NIH Medical Facilities Will No Longer Experiment On Chimpanzees In The U.S.: Animals To Be Moved To Sanctuaries


Only 50 chimpanzees remain with the U.S. National Institutes of Health (NIH) facility, and two years after retiring most of their research chimpanzees, it has been announced that all medical testing on chimpanzees will cease. They have also stated that those remaining 50 chimpanzees will be transferred to a sanctuary.

A November 16 e-mail sent to the agency’s administrators from the NIH director Francis Collins advised that the remaining 50 chimpanzees they held for research would be freed and placed in the Chimp Haven sanctuary. The NIH stated that they will also be making plans to bring an end to “federally supported research done on chimpanzees. The benefits of that appear to be negligible.” The decision seems to stem more from a financial viewpoint than an investment into the ethical treatment of the closest genetic relative to humans.

“It is time to acknowledge that there is no further justification for the 50 chimpanzees to continue to be kept available for invasive biomedical research.”

When the decision was made two-and-a-half years ago to only keep active 50 of their 360 chimpanzees, it was after an advisory board reviewed the findings of the U.S. National Academy of Medicine (known then as the U.S. Institute of Medicine) which concluded that the use of chimpanzees in research was generally unnecessary. NBC writes that now, because during that two-year period, requests to use the animals in any form of research have drastically declined — only one request was made for the chimps and that was eventually withdrawn — and an end is brought forth for financial reasons. Director Francis Collins did go on to explain though that this does not mean an end to research on all other non-human primates, only chimpanzees. Modern research no longer needs the animals to practice invasive procedures on.

Currently, the remaining 50 chimpanzees belonging to NIH are split between Texas and New Mexico. The NIH will first be transferring the 20 NIH-owned chimps housed at the Southwest National Primate Research Center in San Antonio, Texas, to Chimp Haven. Chimp Haven is actually a government-funded sanctuary located in Keithville, Louisiana, but currently Chimp Haven has reported that they were only able to open up space for 25 chimpanzees. There are not many sanctuaries that can accept research chimps, and most of those are already filled, so moving the chimps, even the elderly ones, to any sanctuary is a process that may take years. A law passed by Congress in 2013 requires that any facility NIH moves chimps to have to be federal sanctuaries, and Chimp Haven is the only accredited facility.

NIH is in quite the bind though because due to Chimp Haven’s lack of space, the agency may determine that having more retirement facilities is the only option. If such becomes the case, the National Institutes of Health will have to find the funds to build those sanctuaries. The institute said they are discussing possible options in case of such an issue, especially since the fact that the retired chimpanzees would eventually die and render any new sanctuary space unnecessary.

Animal rights activists have long lobbied for an end to the program and are celebrating this change. The Humane Society of the United States, People for the Ethical treatment of Animals, and the Jane Goodall Institute are a few of the groups that have long lobbied for NIH to shut down all animal testing. PETA went so far as to send letters to 100 people in Director Collins’ neighborhood about his tests on chimpanzees, asking them to approach him in protest just last month.

According to the Guardian, Wayne Pacelle, president and CEO of the Humane Society, counts the end of research on chimpanzees by NIH as a major victory.

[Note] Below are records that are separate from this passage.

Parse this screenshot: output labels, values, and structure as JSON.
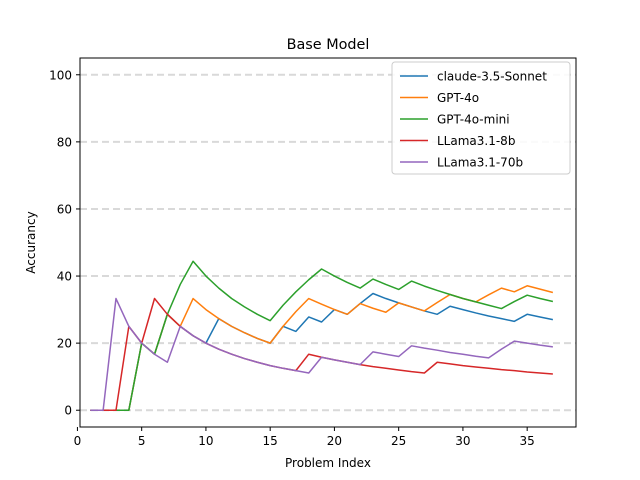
{
  "chart_data": {
    "type": "line",
    "title": "Base Model",
    "xlabel": "Problem Index",
    "ylabel": "Accurancy",
    "xlim": [
      0.2,
      38.8
    ],
    "ylim": [
      -5,
      105
    ],
    "xticks": [
      0,
      5,
      10,
      15,
      20,
      25,
      30,
      35
    ],
    "yticks": [
      0,
      20,
      40,
      60,
      80,
      100
    ],
    "grid": "horizontal dashed",
    "legend_position": "top-right",
    "x": [
      1,
      2,
      3,
      4,
      5,
      6,
      7,
      8,
      9,
      10,
      11,
      12,
      13,
      14,
      15,
      16,
      17,
      18,
      19,
      20,
      21,
      22,
      23,
      24,
      25,
      26,
      27,
      28,
      29,
      30,
      31,
      32,
      33,
      34,
      35,
      36,
      37
    ],
    "series": [
      {
        "name": "claude-3.5-Sonnet",
        "color": "#1f77b4",
        "values": [
          0,
          0,
          0,
          0,
          20.0,
          16.7,
          28.6,
          25.0,
          22.2,
          20.0,
          27.3,
          25.0,
          23.1,
          21.4,
          20.0,
          25.0,
          23.5,
          27.8,
          26.3,
          30.0,
          28.6,
          31.8,
          34.8,
          33.3,
          32.0,
          30.8,
          29.6,
          28.6,
          31.0,
          30.0,
          29.0,
          28.1,
          27.3,
          26.5,
          28.6,
          27.8,
          27.0
        ]
      },
      {
        "name": "GPT-4o",
        "color": "#ff7f0e",
        "values": [
          0,
          0,
          0,
          0,
          20.0,
          16.7,
          28.6,
          25.0,
          33.3,
          30.0,
          27.3,
          25.0,
          23.1,
          21.4,
          20.0,
          25.0,
          29.4,
          33.3,
          31.6,
          30.0,
          28.6,
          31.8,
          30.4,
          29.2,
          32.0,
          30.8,
          29.6,
          32.1,
          34.5,
          33.3,
          32.3,
          34.4,
          36.4,
          35.3,
          37.1,
          36.1,
          35.1
        ]
      },
      {
        "name": "GPT-4o-mini",
        "color": "#2ca02c",
        "values": [
          0,
          0,
          0,
          0,
          20.0,
          16.7,
          28.6,
          37.5,
          44.4,
          40.0,
          36.4,
          33.3,
          30.8,
          28.6,
          26.7,
          31.3,
          35.3,
          38.9,
          42.1,
          40.0,
          38.1,
          36.4,
          39.1,
          37.5,
          36.0,
          38.5,
          37.0,
          35.7,
          34.5,
          33.3,
          32.3,
          31.3,
          30.3,
          32.4,
          34.3,
          33.3,
          32.4
        ]
      },
      {
        "name": "LLama3.1-8b",
        "color": "#d62728",
        "values": [
          0,
          0,
          0,
          25.0,
          20.0,
          33.3,
          28.6,
          25.0,
          22.2,
          20.0,
          18.2,
          16.7,
          15.4,
          14.3,
          13.3,
          12.5,
          11.8,
          16.7,
          15.8,
          15.0,
          14.3,
          13.6,
          13.0,
          12.5,
          12.0,
          11.5,
          11.1,
          14.3,
          13.8,
          13.3,
          12.9,
          12.5,
          12.1,
          11.8,
          11.4,
          11.1,
          10.8
        ]
      },
      {
        "name": "LLama3.1-70b",
        "color": "#9467bd",
        "values": [
          0,
          0,
          33.3,
          25.0,
          20.0,
          16.7,
          14.3,
          25.0,
          22.2,
          20.0,
          18.2,
          16.7,
          15.4,
          14.3,
          13.3,
          12.5,
          11.8,
          11.1,
          15.8,
          15.0,
          14.3,
          13.6,
          17.4,
          16.7,
          16.0,
          19.2,
          18.5,
          17.9,
          17.2,
          16.7,
          16.1,
          15.6,
          18.2,
          20.6,
          20.0,
          19.4,
          18.9
        ]
      }
    ]
  }
}
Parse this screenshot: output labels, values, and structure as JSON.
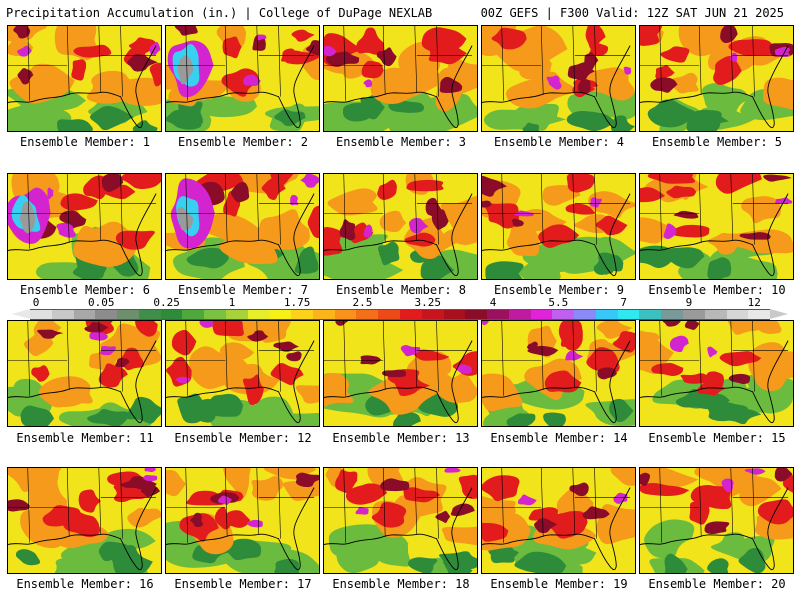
{
  "header": {
    "left": "Precipitation Accumulation (in.) | College of DuPage NEXLAB",
    "right": "00Z GEFS | F300 Valid: 12Z SAT JUN 21 2025"
  },
  "panels": [
    {
      "label": "Ensemble Member: 1"
    },
    {
      "label": "Ensemble Member: 2"
    },
    {
      "label": "Ensemble Member: 3"
    },
    {
      "label": "Ensemble Member: 4"
    },
    {
      "label": "Ensemble Member: 5"
    },
    {
      "label": "Ensemble Member: 6"
    },
    {
      "label": "Ensemble Member: 7"
    },
    {
      "label": "Ensemble Member: 8"
    },
    {
      "label": "Ensemble Member: 9"
    },
    {
      "label": "Ensemble Member: 10"
    },
    {
      "label": "Ensemble Member: 11"
    },
    {
      "label": "Ensemble Member: 12"
    },
    {
      "label": "Ensemble Member: 13"
    },
    {
      "label": "Ensemble Member: 14"
    },
    {
      "label": "Ensemble Member: 15"
    },
    {
      "label": "Ensemble Member: 16"
    },
    {
      "label": "Ensemble Member: 17"
    },
    {
      "label": "Ensemble Member: 18"
    },
    {
      "label": "Ensemble Member: 19"
    },
    {
      "label": "Ensemble Member: 20"
    }
  ],
  "colorbar": {
    "ticks": [
      {
        "label": "0",
        "index": 0
      },
      {
        "label": "0.05",
        "index": 3
      },
      {
        "label": "0.25",
        "index": 6
      },
      {
        "label": "1",
        "index": 9
      },
      {
        "label": "1.75",
        "index": 12
      },
      {
        "label": "2.5",
        "index": 15
      },
      {
        "label": "3.25",
        "index": 18
      },
      {
        "label": "4",
        "index": 21
      },
      {
        "label": "5.5",
        "index": 24
      },
      {
        "label": "7",
        "index": 27
      },
      {
        "label": "9",
        "index": 30
      },
      {
        "label": "12",
        "index": 33
      }
    ],
    "colors": [
      "#e0e0e0",
      "#c8c8c8",
      "#a8a8a8",
      "#8c8c8c",
      "#6e8f6e",
      "#3f8e4a",
      "#2e8b3a",
      "#4fa83c",
      "#7cc242",
      "#a8d23c",
      "#e6ee2a",
      "#f6f018",
      "#fcd21a",
      "#fbb41a",
      "#f8921a",
      "#f46f19",
      "#ee4a18",
      "#e21c1c",
      "#c8141c",
      "#a8101e",
      "#8a0c28",
      "#9c1060",
      "#c01aa0",
      "#e022d8",
      "#c060f0",
      "#8a8af8",
      "#38c8f8",
      "#30e8f0",
      "#3cc0c0",
      "#7a9a9a",
      "#9a9a9a",
      "#b8b8b8",
      "#d6d6d6",
      "#e8e8e8"
    ]
  },
  "map_colors": {
    "base": "#f2e41a",
    "green_dark": "#2e8b3a",
    "green_light": "#6bbb3e",
    "orange": "#f59a1a",
    "red": "#e21c1c",
    "darkred": "#8a0c28",
    "magenta": "#d424d0",
    "cyan": "#38d0f0",
    "gray": "#9a9a9a"
  }
}
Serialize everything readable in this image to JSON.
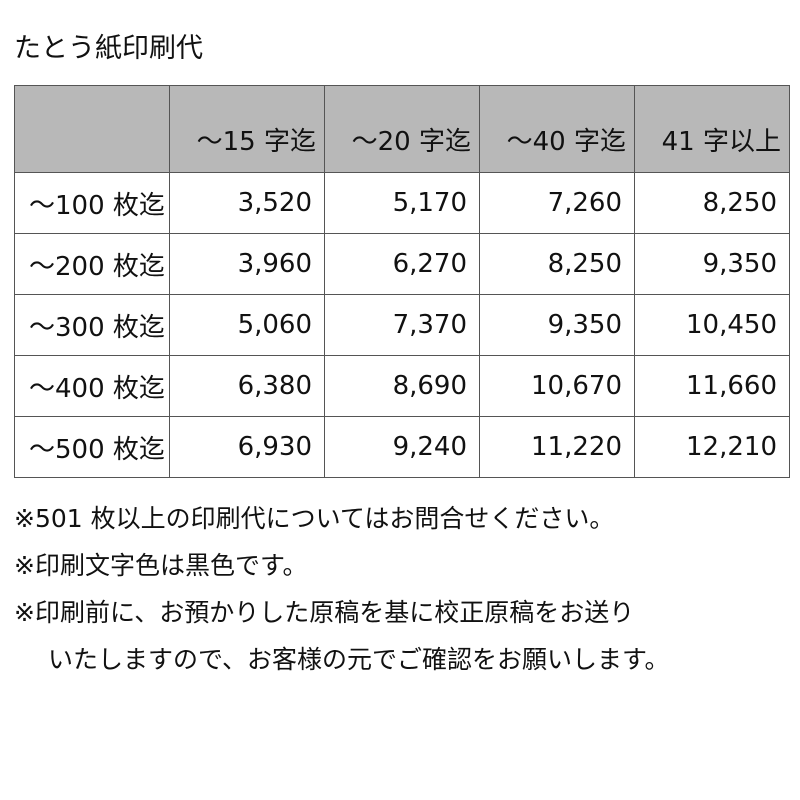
{
  "title": "たとう紙印刷代",
  "table": {
    "headers": [
      "",
      "～15 字迄",
      "～20 字迄",
      "～40 字迄",
      "41 字以上"
    ],
    "rows": [
      {
        "label": "～100 枚迄",
        "values": [
          "3,520",
          "5,170",
          "7,260",
          "8,250"
        ]
      },
      {
        "label": "～200 枚迄",
        "values": [
          "3,960",
          "6,270",
          "8,250",
          "9,350"
        ]
      },
      {
        "label": "～300 枚迄",
        "values": [
          "5,060",
          "7,370",
          "9,350",
          "10,450"
        ]
      },
      {
        "label": "～400 枚迄",
        "values": [
          "6,380",
          "8,690",
          "10,670",
          "11,660"
        ]
      },
      {
        "label": "～500 枚迄",
        "values": [
          "6,930",
          "9,240",
          "11,220",
          "12,210"
        ]
      }
    ]
  },
  "notes": [
    "※501 枚以上の印刷代についてはお問合せください。",
    "※印刷文字色は黒色です。",
    "※印刷前に、お預かりした原稿を基に校正原稿をお送り",
    "いたしますので、お客様の元でご確認をお願いします。"
  ],
  "colors": {
    "header_bg": "#b8b8b8",
    "border": "#555555"
  }
}
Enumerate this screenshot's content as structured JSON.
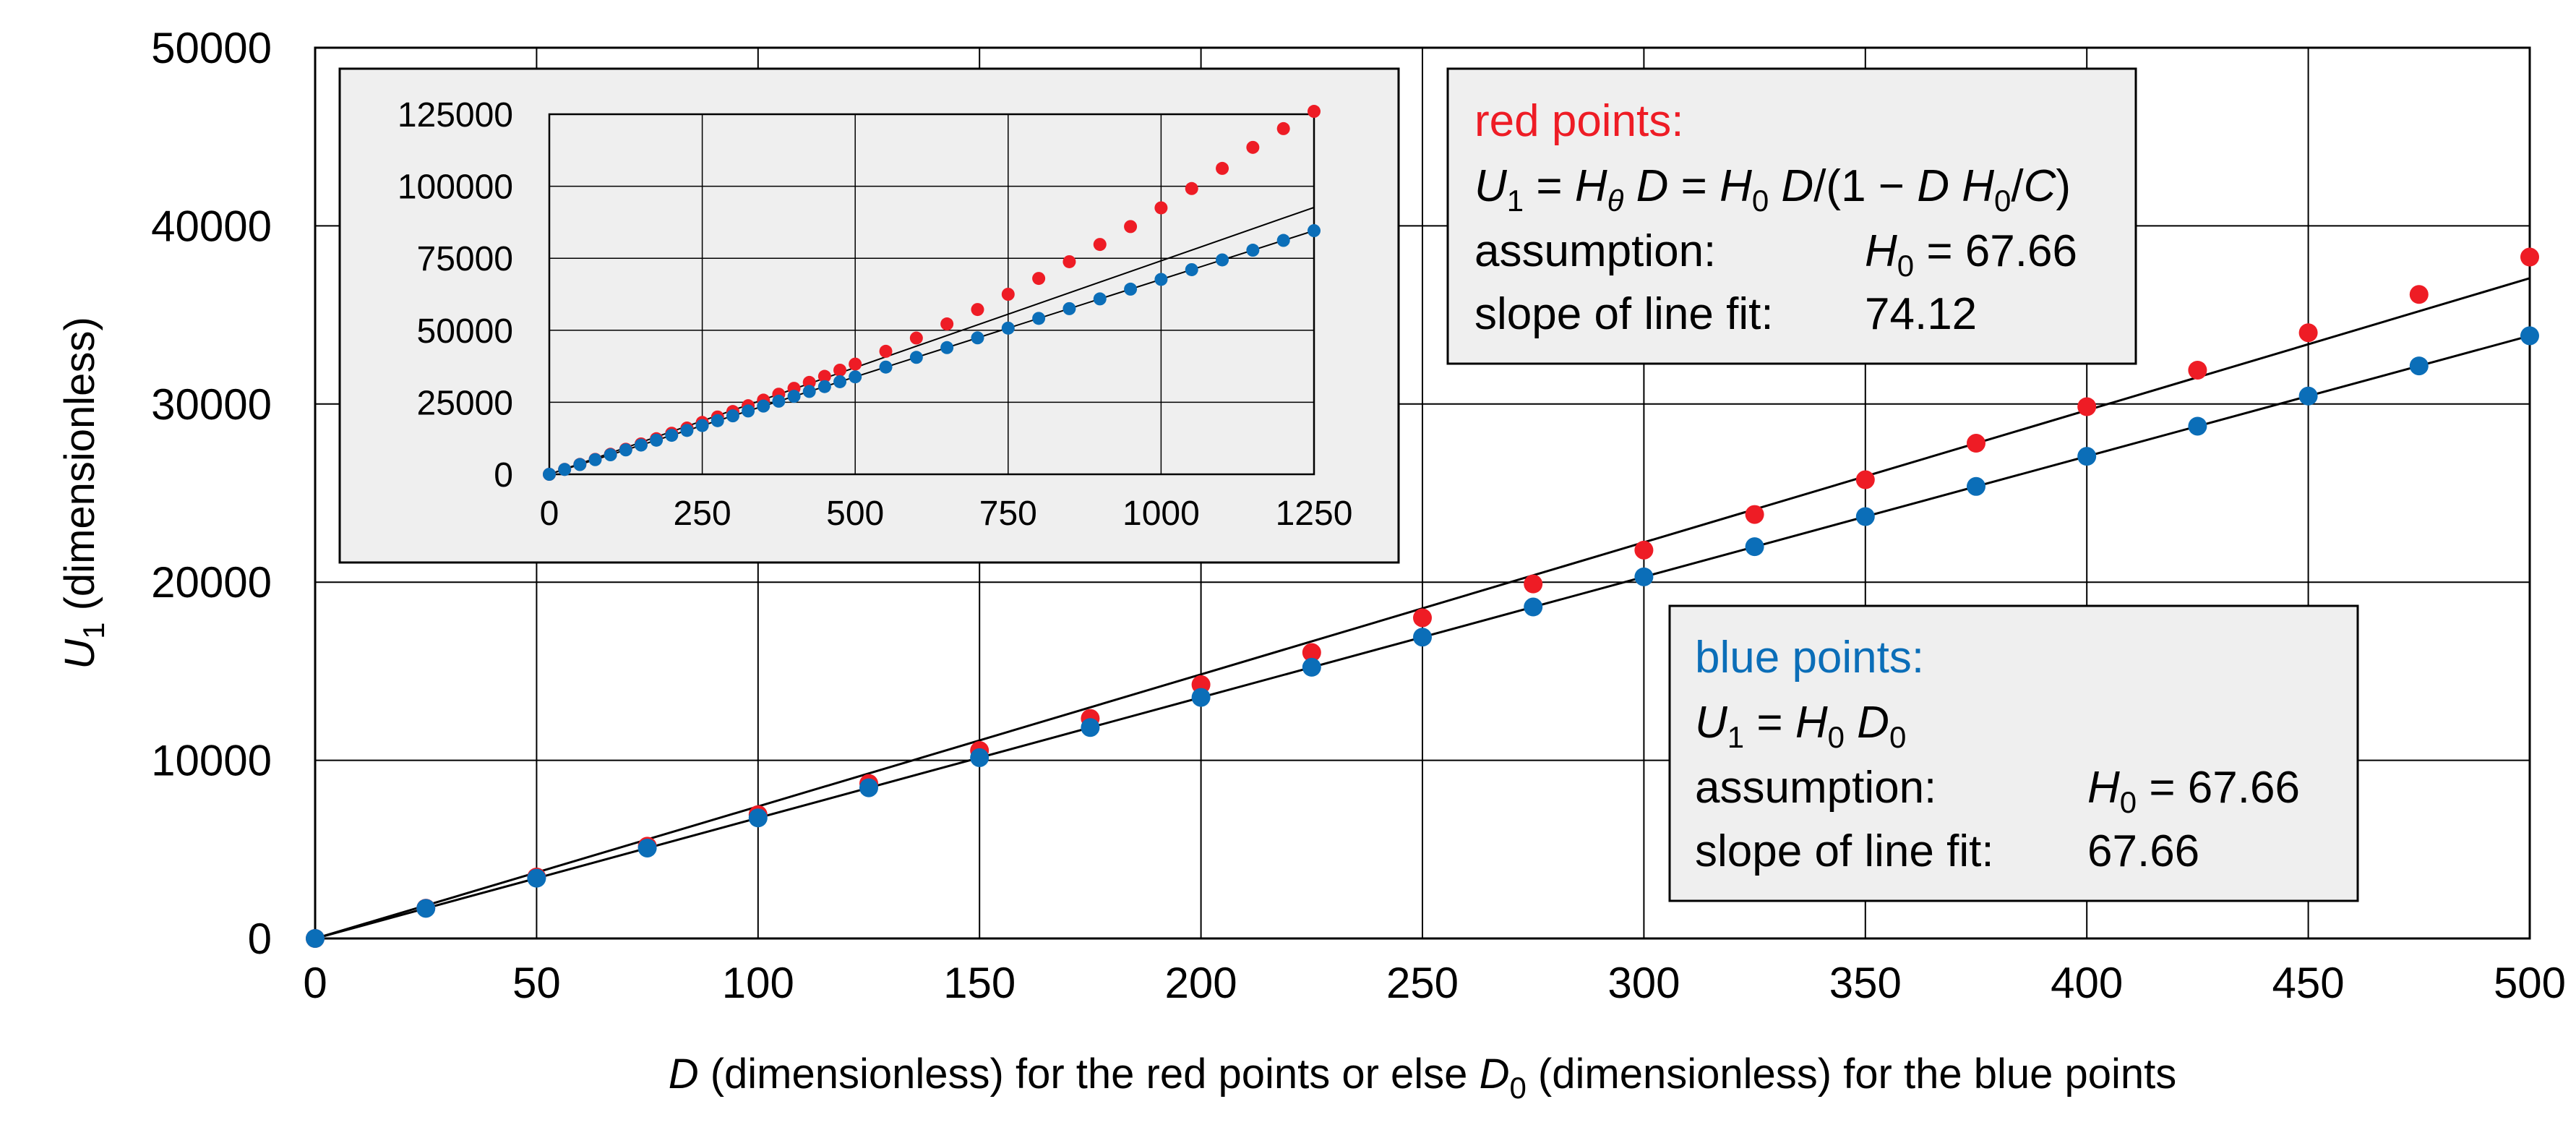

“This is a historic moment and major turning point for chimpanzees in laboratories – some who have been languishing in concrete housing for over 50 years. It is crucial now to ensure that the release of hundreds of chimpanzees to sanctuary becomes a reality, and we look forward to working with NIH and the sanctuary community to make that happen.”

NIH also assures the public that the animals will be kept in their social circles when transferred to any chimpanzee sanctuary.